This invention is concerned with a drug delivery system primarily intended for, but not limited to, use in an environment which is normally low in available body fluid volume such as the rectal or vaginal cavity. The novel design is particularly suitable for its intended use inasmuch as the water necessary for dissolution of the active ingredients is provided as an integral part of the novel drug delivery system.
Drug delivery systems carrying their own water are known in the art and one such device is disclosed in Austral. J. Exp. Biol., 33, 415 to 420, (1955). This device consists of three compartments confined in a specifically constructed housing and a clamp to hold a semi-permeable membrane. The driving force of the device depends on the continual presence of a solution of an osmotically effective red dye solute that exhibits an osmotic pressure gradient against water. The red dye is contained in a partially collapsed rubber compartment and it is separated from a second compartment containing water by a semi-permeable membrane. The partially collapsed bag is housed in a glass ampoule, along with a product compartment defined by the space between the bag and one end of the glass ampoule. The distant end of the ampoule defines a water compartment. The ampoule also is provided with a drug release nipple, and in operation when the product compartment is charged with a solution of a product, water in the water compartment moves through the semi-permeable membrane into the dye solution increasing its volume in the compartment causing it to expand against the rubber providing the mechanical force necessary to eject the product solution through the nipple.
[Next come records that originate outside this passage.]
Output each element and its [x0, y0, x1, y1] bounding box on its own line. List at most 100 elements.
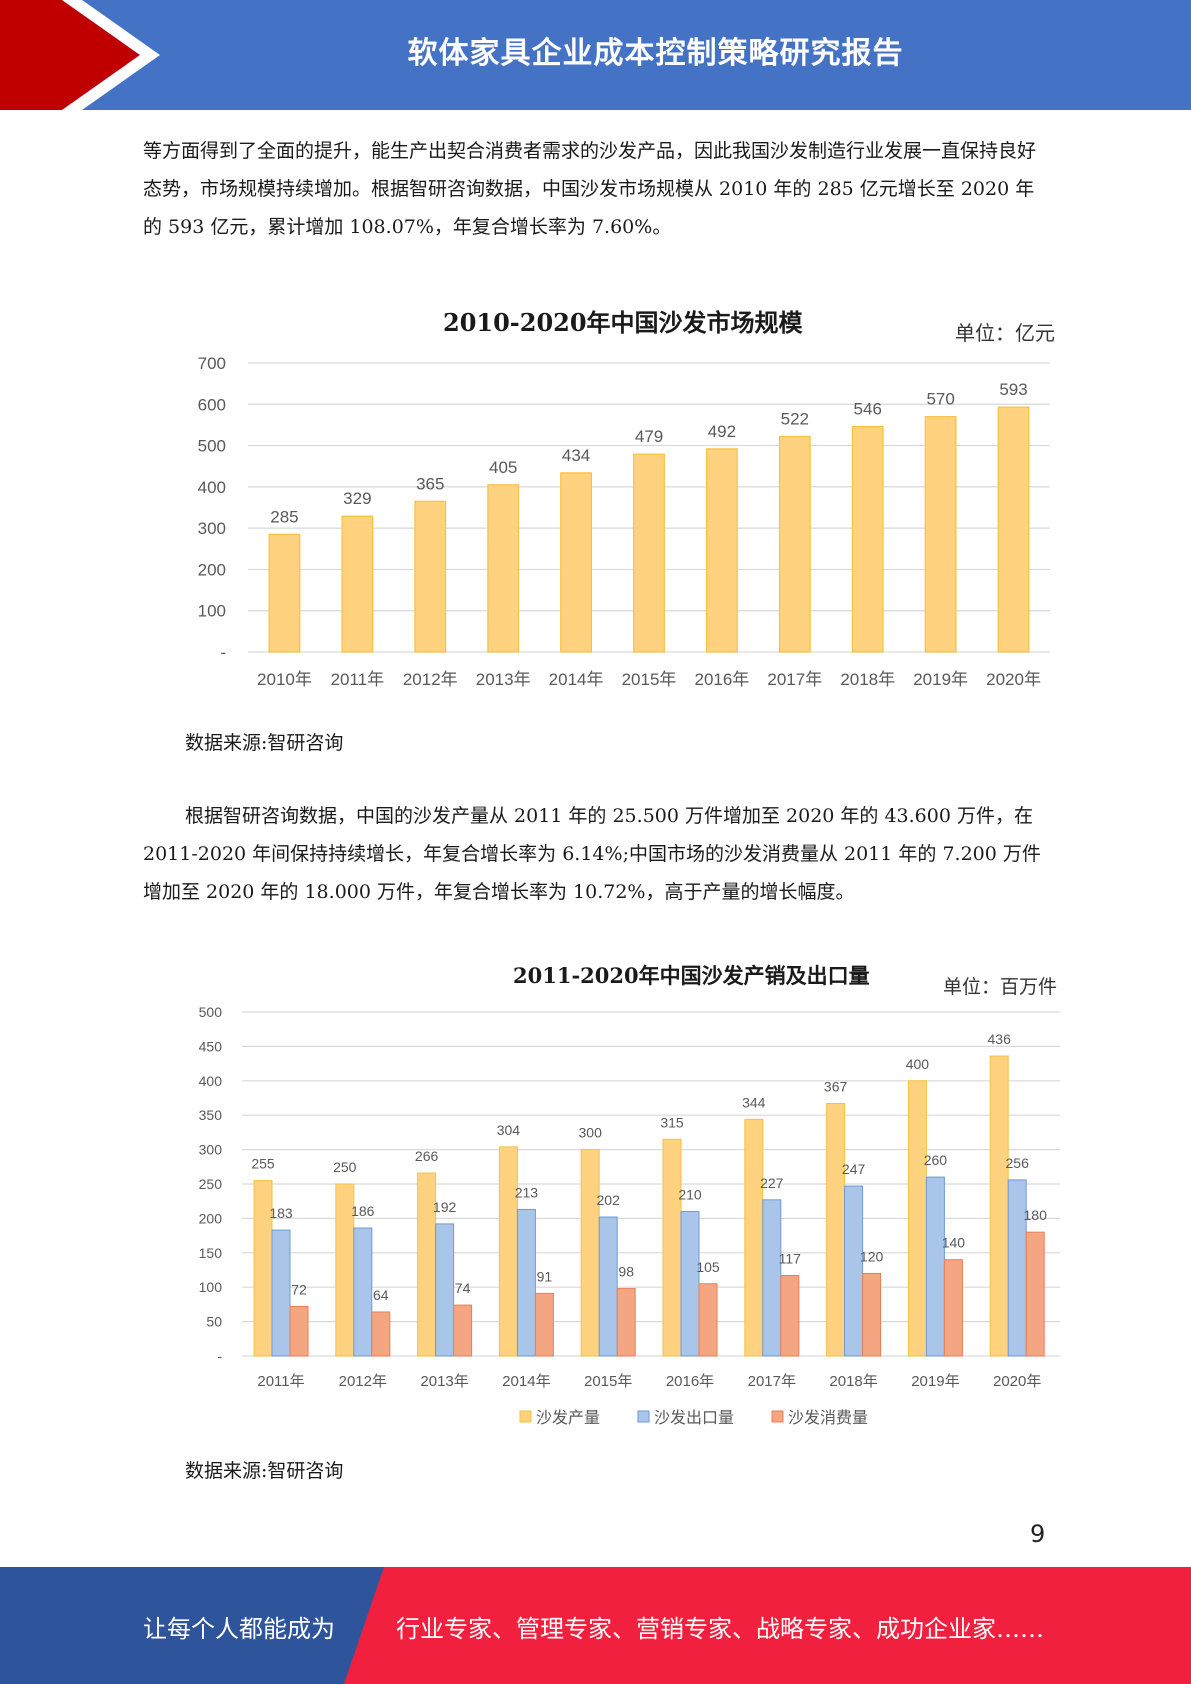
legend-label: 沙发产量: [536, 1409, 600, 1427]
data-label: 434: [562, 446, 590, 465]
chart2-unit-label: 单位：百万件: [943, 976, 1058, 998]
data-label: 213: [515, 1184, 539, 1200]
data-label: 546: [854, 400, 882, 419]
data-label: 329: [343, 489, 371, 508]
header-chevron-decoration: [0, 0, 160, 110]
data-label: 98: [618, 1264, 634, 1280]
data-label: 260: [924, 1152, 948, 1168]
data-label: 367: [824, 1079, 848, 1095]
bar: [851, 425, 884, 653]
bar: [414, 500, 447, 653]
bar: [698, 1283, 718, 1357]
bar: [268, 533, 301, 653]
y-tick-label: 400: [198, 478, 226, 497]
bar: [662, 1138, 682, 1357]
data-label: 365: [416, 474, 444, 493]
data-label: 255: [251, 1156, 275, 1172]
data-label: 183: [269, 1205, 293, 1221]
y-tick-label: 500: [199, 1004, 223, 1020]
x-tick-label: 2013年: [420, 1373, 468, 1390]
y-tick-label: 100: [199, 1279, 223, 1295]
chart1-unit-label: 单位：亿元: [955, 321, 1055, 345]
x-tick-label: 2013年: [476, 670, 531, 689]
x-tick-label: 2010年: [257, 670, 312, 689]
chart1-title: 2010-2020年中国沙发市场规模: [443, 308, 803, 337]
bar: [341, 515, 374, 653]
bar: [826, 1103, 846, 1357]
data-label: 91: [537, 1268, 553, 1284]
data-label: 285: [270, 507, 298, 526]
legend-swatch: [519, 1410, 532, 1423]
bar: [907, 1080, 927, 1357]
chart2-title: 2011-2020年中国沙发产销及出口量: [513, 963, 870, 988]
chart2-source: 数据来源:智研咨询: [185, 1460, 344, 1482]
legend-swatch: [771, 1410, 784, 1423]
chart1-source: 数据来源:智研咨询: [185, 732, 344, 754]
data-label: 344: [742, 1094, 766, 1110]
y-tick-label: 300: [199, 1142, 223, 1158]
data-label: 186: [351, 1203, 375, 1219]
bar: [862, 1272, 882, 1357]
bar: [633, 453, 665, 653]
data-label: 202: [597, 1192, 621, 1208]
data-label: 405: [489, 458, 517, 477]
bar: [989, 1055, 1009, 1357]
bar: [844, 1185, 864, 1357]
x-tick-label: 2011年: [331, 670, 385, 689]
bar: [680, 1211, 700, 1357]
data-label: 436: [988, 1031, 1012, 1047]
y-tick-label: 500: [198, 437, 226, 456]
x-tick-label: 2019年: [913, 670, 968, 689]
data-label: 74: [455, 1280, 471, 1296]
footer-background: [0, 1567, 1191, 1684]
bar: [616, 1288, 636, 1357]
x-tick-label: 2020年: [993, 1373, 1041, 1390]
data-label: 210: [678, 1187, 702, 1203]
data-label: 120: [860, 1248, 884, 1264]
page-number: 9: [1030, 1520, 1046, 1548]
bar: [335, 1183, 355, 1357]
bar: [498, 1146, 518, 1357]
bar: [371, 1311, 391, 1357]
bar: [1025, 1231, 1045, 1357]
x-tick-label: 2018年: [829, 1373, 877, 1390]
y-tick-label: 350: [199, 1107, 223, 1123]
data-label: 522: [781, 409, 809, 428]
bar: [778, 435, 811, 653]
bar: [762, 1199, 782, 1357]
y-tick-label: 300: [198, 519, 226, 538]
y-tick-label: 600: [198, 395, 226, 414]
bar: [435, 1223, 455, 1357]
bar: [487, 484, 520, 653]
x-tick-label: 2016年: [666, 1373, 714, 1390]
bar: [516, 1208, 536, 1357]
data-label: 64: [373, 1287, 389, 1303]
data-label: 140: [942, 1235, 966, 1251]
page-header: 软体家具企业成本控制策略研究报告: [0, 0, 1191, 110]
data-label: 227: [760, 1175, 784, 1191]
legend-label: 沙发出口量: [654, 1409, 734, 1427]
bar: [417, 1172, 437, 1357]
bar: [580, 1149, 600, 1357]
y-tick-label: 700: [198, 354, 226, 373]
footer-slogan-left: 让每个人都能成为: [143, 1615, 335, 1643]
bar: [598, 1216, 618, 1357]
x-tick-label: 2020年: [986, 670, 1041, 689]
y-tick-label: 250: [199, 1176, 223, 1192]
page-footer: 让每个人都能成为 行业专家、管理专家、营销专家、战略专家、成功企业家……: [0, 1567, 1191, 1684]
data-label: 72: [291, 1281, 307, 1297]
y-tick-label: 50: [206, 1314, 222, 1330]
x-tick-label: 2011年: [257, 1373, 304, 1390]
y-tick-label: 450: [199, 1038, 223, 1054]
data-label: 266: [415, 1148, 439, 1164]
data-label: 192: [433, 1199, 457, 1215]
x-tick-label: 2014年: [502, 1373, 550, 1390]
data-label: 300: [579, 1125, 603, 1141]
body-paragraph-1: 等方面得到了全面的提升，能生产出契合消费者需求的沙发产品，因此我国沙发制造行业发…: [143, 140, 1037, 238]
x-tick-label: 2018年: [840, 670, 895, 689]
bar: [925, 1176, 945, 1357]
bar: [560, 472, 593, 653]
bar: [780, 1275, 800, 1357]
x-tick-label: 2015年: [622, 670, 677, 689]
data-label: 315: [660, 1114, 684, 1130]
It is immediately evident that this device has certain adverse features that tend to diminish its practical use. For example, the device is difficult to construct into compartments that are essentially free of leaks and because of the fabrication demands of a movable material that necessitates a rigid outer housing. Another inherent disadvantage which prevented its wide acceptance by the medical community is the requirement that the drug be in solution. Such solutions tend to be released from the device by simple leaching; they do not permit high concentrations of the product to be embodied within the device; they often promote chemical deterioration of the active drug; and they do not permit the use of insoluble or poorly soluble drugs.
It is an object of this invention to provide a drug delivery system comprising a core of aqueous solubulizing system in a wax housing which melts at body temperature surrounded by a matrix of drug and water dispersible excipients which may also be coated with a semi-permeable membrane to modulate release of drug solution.
It is a further object of this invention to provide such a system primarily for use in an environment low in body fluid volume such as the rectal cavity.
It is also an object of this invention to provide a novel drug delivery system that is simple and easy to construct, that carries its own water, and in which the drug is in solution only after administration of the device.